Building up a successful company and brand takes time and significant financial investment. It can require years to develop a faithful customer base and a positive reputation. During that time, you will likely grow and expand your company as much as possible. It may start with building a website and designing a company logo. Soon enough, you have a visual aesthetic for your brand that people recognize and look for when making purchasing decisions.

Then, one day, you receive a complaint from an unhappy customer. A little bit of digging establishes that he or she bought something made by a competitor that features branding and packaging just like yours.

Unfortunately, some companies don't do their due diligence or even deliberately copy popular brands, logos, slogans or other marketing materials. When that happens, you lose out on potential sales. It can have a negative impact on your company's reputation. While you may want to avoid disputes when possible, you should be prepared to protect your company's brand.

It's worth the extra step to register your trademarks

Taking the time to register a trademark for your company is a smart move. After all, these symbols are often used as a stand-in for your brand and your whole business. A well-designed logo and catchy slogan can help customers remember your company and build brand loyalty and awareness.

Your brand also represents thousands of dollars of investment.
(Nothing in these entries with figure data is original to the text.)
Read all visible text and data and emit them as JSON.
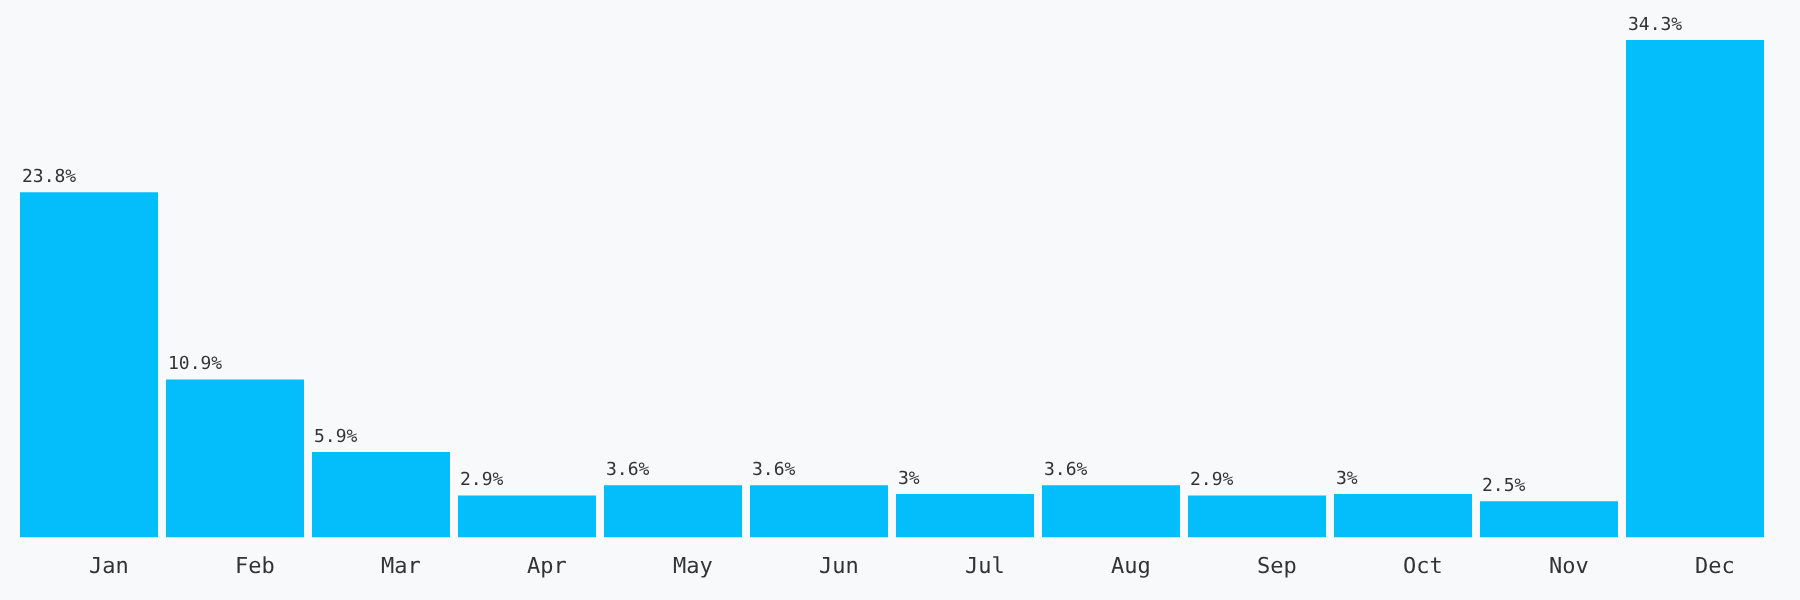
{
  "chart_data": {
    "type": "bar",
    "categories": [
      "Jan",
      "Feb",
      "Mar",
      "Apr",
      "May",
      "Jun",
      "Jul",
      "Aug",
      "Sep",
      "Oct",
      "Nov",
      "Dec"
    ],
    "values": [
      23.8,
      10.9,
      5.9,
      2.9,
      3.6,
      3.6,
      3,
      3.6,
      2.9,
      3,
      2.5,
      34.3
    ],
    "value_labels": [
      "23.8%",
      "10.9%",
      "5.9%",
      "2.9%",
      "3.6%",
      "3.6%",
      "3%",
      "3.6%",
      "2.9%",
      "3%",
      "2.5%",
      "34.3%"
    ],
    "color": "#04bdfb",
    "grid": false,
    "legend": false
  }
}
Combine the cost of creating a unique design with the money spent on advertising, and it's easy to understand why protecting your trademark is important.

Potential damages caused by trademark infringement

When someone steals your trademark, it can have a serious impact on your company. First of all, many of the sales made by the brand infringing on your trademark could have been yours. That means lost revenue from people who very likely intended to be your customers.

Secondly, if the party wrongfully using your trademark cuts corners or offers a substandard product, that could also hurt your hard-won reputation and drive existing customers to seek out your competitors.

Your business should proactively defend its trademark

As soon as you realize there is a trademark issue for your brand, you need to take immediate action. Your first step should be to identify the other party and serve them with a notice to cease and desist using your trademarked material. After that, you may want to advise the public, including potential and current customers, of the issue.

Reporting knock-off items or counterfeit products, and where customers may find them (certain states or even specific stores) on your website and social media pages, could deflect frustration from your business's good will. It can also help your customers figure out how to properly source products from your company.

If the infringement does not promptly stop, or if you have reason to believe there was substantial profit for the other company involved, you may need to take legal action. The courts could order the other company to stop using your trademarked materials and potentially even award damages to you for the trouble.